Dumb Jobs and People Stupid Enough To Take Them

Stupid jobs, stupid things.

I remember the day I told my mother that I had chosen writing as my profession. Being a creative soul herself, she responded with kind eyes and an understanding smile instead lecturing me on the stupid things one can do with a career like choosing one with an uncertain income. She also told me she would be proud of me no matter what I did, as long as I did it to the best of my ability.
But would she really? I have come across a few dumb jobs that I don’t think Mom would eagerly discuss in the Christmas card newsletter. People doing stupid things is nothing new, but those that get paid for it is a rarity. Some of these professions could test even the most devout mother’s pride in their child’s career. These are quite possibly some of the most stupid jobs on the planet.

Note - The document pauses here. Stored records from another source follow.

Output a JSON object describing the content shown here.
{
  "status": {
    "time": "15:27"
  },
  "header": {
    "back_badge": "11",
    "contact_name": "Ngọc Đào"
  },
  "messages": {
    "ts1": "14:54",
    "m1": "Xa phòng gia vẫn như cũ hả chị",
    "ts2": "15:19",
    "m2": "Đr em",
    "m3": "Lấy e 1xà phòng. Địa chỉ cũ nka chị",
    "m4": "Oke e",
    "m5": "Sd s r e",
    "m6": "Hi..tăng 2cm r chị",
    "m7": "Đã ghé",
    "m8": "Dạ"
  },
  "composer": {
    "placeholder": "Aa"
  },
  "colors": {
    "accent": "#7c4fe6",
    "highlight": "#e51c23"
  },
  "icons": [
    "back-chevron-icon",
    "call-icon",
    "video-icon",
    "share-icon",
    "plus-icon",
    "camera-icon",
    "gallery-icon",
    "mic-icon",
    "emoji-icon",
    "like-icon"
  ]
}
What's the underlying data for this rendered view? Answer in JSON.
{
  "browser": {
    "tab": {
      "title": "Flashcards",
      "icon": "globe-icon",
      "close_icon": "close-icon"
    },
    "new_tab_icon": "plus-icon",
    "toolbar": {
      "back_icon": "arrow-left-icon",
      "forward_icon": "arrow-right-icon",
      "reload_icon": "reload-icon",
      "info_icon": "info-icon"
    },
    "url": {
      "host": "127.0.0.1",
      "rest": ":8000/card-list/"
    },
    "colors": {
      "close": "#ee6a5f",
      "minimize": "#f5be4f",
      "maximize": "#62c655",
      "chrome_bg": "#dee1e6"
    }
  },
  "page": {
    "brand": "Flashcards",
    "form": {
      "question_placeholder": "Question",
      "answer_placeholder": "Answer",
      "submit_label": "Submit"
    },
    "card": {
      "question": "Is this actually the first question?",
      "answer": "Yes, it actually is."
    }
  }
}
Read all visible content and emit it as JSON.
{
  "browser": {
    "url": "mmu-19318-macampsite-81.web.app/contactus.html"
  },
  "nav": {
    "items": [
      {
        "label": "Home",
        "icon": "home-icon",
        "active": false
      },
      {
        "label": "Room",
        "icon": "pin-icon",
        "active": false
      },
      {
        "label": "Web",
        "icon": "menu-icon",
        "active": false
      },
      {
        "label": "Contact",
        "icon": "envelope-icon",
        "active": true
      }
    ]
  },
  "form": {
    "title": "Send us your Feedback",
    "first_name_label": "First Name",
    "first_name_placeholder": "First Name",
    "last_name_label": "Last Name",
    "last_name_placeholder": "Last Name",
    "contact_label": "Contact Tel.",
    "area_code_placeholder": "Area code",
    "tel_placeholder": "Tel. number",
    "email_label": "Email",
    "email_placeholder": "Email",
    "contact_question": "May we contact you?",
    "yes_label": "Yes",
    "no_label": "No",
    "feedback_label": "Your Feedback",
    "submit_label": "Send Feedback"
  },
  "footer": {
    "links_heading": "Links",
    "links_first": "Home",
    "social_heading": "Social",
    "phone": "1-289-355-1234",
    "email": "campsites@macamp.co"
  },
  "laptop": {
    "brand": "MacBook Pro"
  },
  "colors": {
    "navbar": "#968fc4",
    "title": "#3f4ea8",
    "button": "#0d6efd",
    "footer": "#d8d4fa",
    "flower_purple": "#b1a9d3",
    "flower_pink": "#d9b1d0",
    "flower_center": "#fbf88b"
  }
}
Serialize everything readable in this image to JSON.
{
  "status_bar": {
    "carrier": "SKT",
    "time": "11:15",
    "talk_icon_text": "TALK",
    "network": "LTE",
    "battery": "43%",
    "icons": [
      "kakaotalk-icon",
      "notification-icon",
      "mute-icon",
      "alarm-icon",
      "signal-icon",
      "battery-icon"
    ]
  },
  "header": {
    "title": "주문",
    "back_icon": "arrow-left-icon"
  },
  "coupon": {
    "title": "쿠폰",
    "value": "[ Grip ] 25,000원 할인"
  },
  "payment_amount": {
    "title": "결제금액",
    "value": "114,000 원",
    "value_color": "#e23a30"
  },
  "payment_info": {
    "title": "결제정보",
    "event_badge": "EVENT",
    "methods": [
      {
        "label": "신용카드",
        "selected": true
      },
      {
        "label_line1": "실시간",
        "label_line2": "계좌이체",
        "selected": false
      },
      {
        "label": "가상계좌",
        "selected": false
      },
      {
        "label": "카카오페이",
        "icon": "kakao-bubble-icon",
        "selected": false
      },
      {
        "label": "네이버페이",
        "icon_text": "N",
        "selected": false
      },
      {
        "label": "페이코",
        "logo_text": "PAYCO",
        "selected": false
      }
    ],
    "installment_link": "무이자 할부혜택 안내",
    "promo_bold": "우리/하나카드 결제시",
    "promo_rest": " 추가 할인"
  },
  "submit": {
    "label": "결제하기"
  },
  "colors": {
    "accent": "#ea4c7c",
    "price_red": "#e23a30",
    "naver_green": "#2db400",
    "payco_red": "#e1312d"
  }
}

Have you ever dreamed of working with animals? How about a pet psychology?

What kind of schooling do you complete to earn this title? Seriously, do they cover this in veterinarian school, or can anyone who feels a deep connection with their pets self-declare themselves an expert in this field? My aunt Rose talks to her nine cats all the time, does she have a career path unknown to her in stupid jobs? Just what kind of problems could an animal need therapy to work through and how would they even express those problems? Even Caesar the Dog Whisperer who has his own job and seems to be able to talk to animals doesn’t even call himself a pet psychologist. Many people have real issues that they don’t have the time or money to get psychological help for so I’m pretty sure their pets’ issues aren’t number one on the frivolous spending list. People stupid enough to do use this service must have more money than they know what to do with. Our pets can just suck it up and deal with their self- image issues like the rest of us.

There are more dumb jobs in the animal field. How about dog food taster?

When I heard about this job, it really took me by surprise that stupid things people are willing to get paid for has gotten to this level. I mean, I knew tests like this must be being done, but I always pictured a bunch of dogs behind a two way mirror doing blind taste tests, eagerly cleaning one plate while leaving the other one untouched… Then I remembered that my dog once ate an entire turkey that was cooling on my kitchen counter. Then in the same evening, ate with just as much gusto one of my baby’s dirty diapers. So to avoid the problem of dog’s undiscerning pallet there are people out there in the world that get up each morning and go to work to eat dog food. It begs the question, do they eat breakfast first.... Can you really acquire a pallet for the different flavors of dog food, enough to be able to render a precise opinion? Well, I will thank you creepy dog food tasters on my dog’s behalf. He would thank you himself, but he had a 3:30 appointment with his therapist to work out some poop eating issues.

We’ll leave you with one final stupid jobs option; Odor judge.

Deodorant and mouthwash companies pay willing people to spend their day smelling armpits and bad breath. Heck some people get to do that on a daily basis, with NO compensation! Like the afore mentioned dog food taster, I guess deep down I knew that these tests were necessary, but I never really thought about an actual person whiffing up these scents, then casually giving their opinion so the rest of us will have our spring wind, green field and the many other fragrances that enhance our products. ‘Well, this subject’s breath smells of onions and oddly, dog food, while this subject’s armpit brings to mind Limburger cheese.’ Can’t the product developers just smell the odors themselves?

So, moms out there, try to be supportive in the seemingly stupid things your children choose as career. Try to take comfort in the fact that it could always be worse. And if your child has chosen one of these listed professions, you can always pray that their path will change again before next Christmas.